Des emplois flexibles aussi pour les bouchers et boulangers ?

Le Secrétaire d’Etat à la Lutte contre la Fraude sociale, Philippe De Backer (Open VLD), veut étendre le système d’emplois flexibles aux boulangers et bouchers qui font du catering. Actuellement, il ne s’applique qu’au secteur Horeca. Les personnes qui travaillent à minimum 80% peuvent ainsi gagner un salaire d’appoint dans un café, restaurant ou hôtel à un tarif avantageux pour leur employeur.
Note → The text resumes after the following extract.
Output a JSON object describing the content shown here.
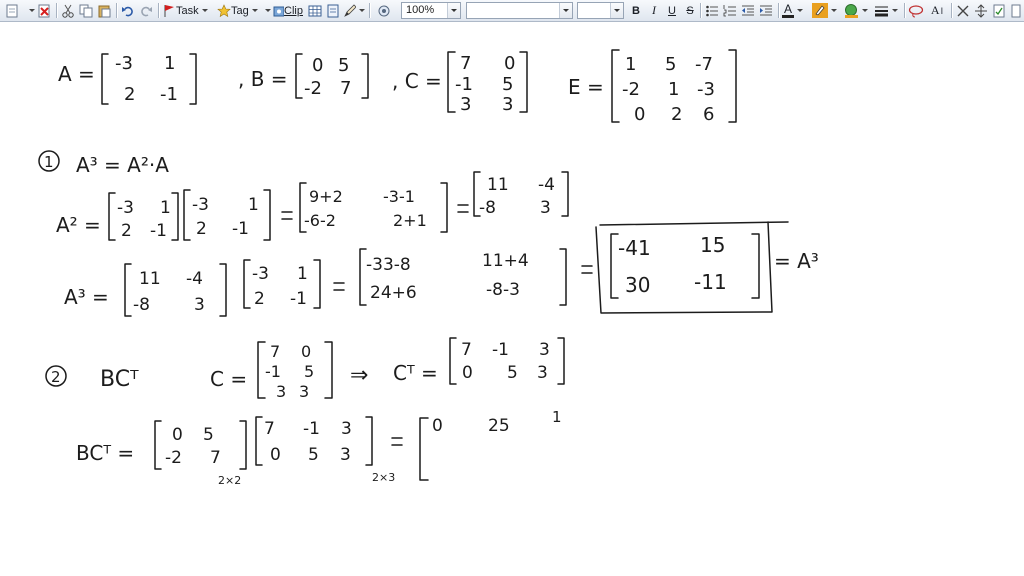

Les bouchers et boulangers qui proposent des plats préparés, à consommer sur place ou en formule catering, doivent se conformer à l'usage d'une caisse électronique intelligente, permettant de débusquer la fraude sociale, mais ne peuvent avoir recours aux emplois flexibles autorisés pour le secteur Horeca, observent le Secrétaire d'Etat à la Fraude sociale Philippe De Backer et l'association flamande des entrepreneurs Unizo. Ils souhaitent donc une extension du système aux bouchers et boulangers.

Le Secrétaire d'Etat libéral flamand (photo) s'est transformé ce mardi en travailleur indépendant, proposant successivement, à l'occasion d'une visite de travail à Anvers, ses services de boulanger et de boucher. "Comme le secteur Horeca et les services de catering, ils sont soumis à la caisse enregistreuse intelligente à partir de 25.000 euros par an, mais ils ne peuvent bénéficier des avantages que procurent les emplois flexibles car ils siègent dans une autre commission paritaire que l'Horeca", a épinglé De Backer.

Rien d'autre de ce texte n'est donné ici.